İlginçtir insanları genelde ikiye bölen tapanı kadar nefret edeni de olan filmlere, Mizansen Ödülü verirler. Cannes'ın son günlerinde The Assassin'in öyle bir film olduğunu sezmiştim

Benim için Mizansen Ödülü alan filmler özel olur, belki kolay kolay başyapıt demem ama çoklukla yenilikçi olur, ilginç bazı özelliklere sahip filmler olur falan. Üç Maymun'u Kinatay'ı, Reygadas'ın Karanlıktan Aydınlığa'sını, Heli'yi hatta Drive'ı bile kim unutabilir?

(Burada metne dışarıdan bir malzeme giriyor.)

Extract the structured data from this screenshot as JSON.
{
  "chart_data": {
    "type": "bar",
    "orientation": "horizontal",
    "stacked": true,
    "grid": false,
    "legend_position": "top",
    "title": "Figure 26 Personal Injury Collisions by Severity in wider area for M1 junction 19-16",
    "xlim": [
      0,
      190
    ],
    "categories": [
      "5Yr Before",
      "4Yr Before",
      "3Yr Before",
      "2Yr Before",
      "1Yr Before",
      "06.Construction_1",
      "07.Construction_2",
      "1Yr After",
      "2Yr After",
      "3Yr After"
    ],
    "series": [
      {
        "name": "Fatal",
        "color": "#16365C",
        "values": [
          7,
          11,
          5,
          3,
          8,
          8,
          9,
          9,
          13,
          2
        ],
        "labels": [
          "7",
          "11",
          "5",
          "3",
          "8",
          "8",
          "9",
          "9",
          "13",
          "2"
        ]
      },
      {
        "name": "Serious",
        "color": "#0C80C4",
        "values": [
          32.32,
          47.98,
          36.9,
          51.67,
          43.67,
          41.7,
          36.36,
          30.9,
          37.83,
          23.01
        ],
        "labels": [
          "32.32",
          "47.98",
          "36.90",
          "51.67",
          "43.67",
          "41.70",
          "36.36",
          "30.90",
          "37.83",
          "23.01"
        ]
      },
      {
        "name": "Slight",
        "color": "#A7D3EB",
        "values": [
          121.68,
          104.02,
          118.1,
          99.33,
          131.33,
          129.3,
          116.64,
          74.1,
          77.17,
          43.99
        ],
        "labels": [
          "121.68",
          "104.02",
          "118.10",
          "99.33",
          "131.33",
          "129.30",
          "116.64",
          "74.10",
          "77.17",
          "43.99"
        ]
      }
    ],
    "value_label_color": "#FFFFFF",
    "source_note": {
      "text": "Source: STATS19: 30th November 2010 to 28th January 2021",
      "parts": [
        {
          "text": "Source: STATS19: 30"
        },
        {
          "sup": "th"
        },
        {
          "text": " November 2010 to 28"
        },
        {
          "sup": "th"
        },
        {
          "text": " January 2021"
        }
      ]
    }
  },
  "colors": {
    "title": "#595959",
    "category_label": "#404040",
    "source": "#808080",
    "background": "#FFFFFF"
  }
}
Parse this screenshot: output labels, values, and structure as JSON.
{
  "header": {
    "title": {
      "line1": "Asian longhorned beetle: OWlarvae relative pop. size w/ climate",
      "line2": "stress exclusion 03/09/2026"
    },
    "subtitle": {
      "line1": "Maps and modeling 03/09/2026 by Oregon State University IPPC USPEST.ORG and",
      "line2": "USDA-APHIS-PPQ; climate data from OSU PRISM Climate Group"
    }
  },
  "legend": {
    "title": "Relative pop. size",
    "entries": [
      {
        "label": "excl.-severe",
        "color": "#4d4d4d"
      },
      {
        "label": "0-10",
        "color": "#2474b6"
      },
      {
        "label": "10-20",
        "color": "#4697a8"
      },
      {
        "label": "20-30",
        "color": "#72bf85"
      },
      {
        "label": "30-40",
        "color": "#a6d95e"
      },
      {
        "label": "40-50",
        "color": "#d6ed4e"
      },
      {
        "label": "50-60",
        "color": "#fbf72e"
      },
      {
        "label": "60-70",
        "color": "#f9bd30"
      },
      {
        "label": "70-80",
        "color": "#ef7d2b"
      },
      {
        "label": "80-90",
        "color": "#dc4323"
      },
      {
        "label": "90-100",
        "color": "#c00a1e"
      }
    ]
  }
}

Ben kolay kolay unutmam.
Hemen söyleyeyim The Assassin de kötü bir film değil, Sicario gibi Moretti'nin en gereksiz filmlerinden Mia Madre gibi, Trier'in (Joachim) adı bile hemen aklıma gelmeyen filmi gibi bir facia değil sanıyorum. Wuxia denen Uzakdoğu dövüş sanatlarını fona yediren bir film. Tür filmi zaten ontolojik olarak yüksek kültürle anılmaz, hele pespaye bir tür olan (tür bile değil aslında) vurdulu kırdılı Bruce Lee, Jack Chan filmleri gibi değil The Assassin, dövüşten ibaret değil. İnsanın içine işleyen müzikleri (hele sonlarda), yazının başında andığım bizim de fiziksel olarak hissetmeye başladığımız baharın ruhu; yaprakların hışırtısı, kuşların cıvıltısı, ateşin çıtırtısı, uzaktan gelen davul sesleri ve özelikle ses tasarımıyla da birleşince meditatif bir etkiye sahip harikulade bir görsellik yabana atılamaz. Ama bir film bundan ibaret olabilir mi? Senaryonun hiç mi önemi yok? Yönetmen son derece estetik bir gözlüğün ardından 9.yy Çin'ine bakarken bir rahibe tarafından çocukken alıp büyütülmüş, suikastçı olarak yetiştirilmiş bir kadına verilen bir tür bizdeki beşik kertmesini öldürme görevini yerine getirip getirmeyeceğini izletiyor bir bakıma. Anladığım kadarıyla öldürmesi gereken adamdan hoşlanıyor bu kadın, aileden başkaları olduğunu tahmin ettiğimiz birileri, farklı savaşçılar ve bir büyücü de dahil oluyor öyküye ama tüm kadro izleyiciye o kadar mesafeli bir yerde duruyorlar ki, nasıl bir işleve sahip olduklarını anlamak çok zor. En nihayetinde sevdiği adamı öldürmüyor. Film boyunca zaten (ilk başta öldürdüğü hariç) öldürmekten yana biri de değil bu kadın, işini değil de vicdanını dinlemeye devam etme eğilimde. Filmde yaşatmak güzeldir diyor herhalde, mesajı buysa ne güzel...

Yıldız: * * 


Not: Kızılay Büyülüfener'de 2 hafta aradan sonra izlediğim ilk film ve sanırım ilk kez Büyülüfener'i haftasonu bu kadar boş, bomboş gördüm, Ağustos'ta bile daha kalabalıktır. Genel olarak Kızılay'ın da eski yoğunluğundan eser kalmamış, yazık, başta esnafa...vallahi hüzünlendim ne diyim.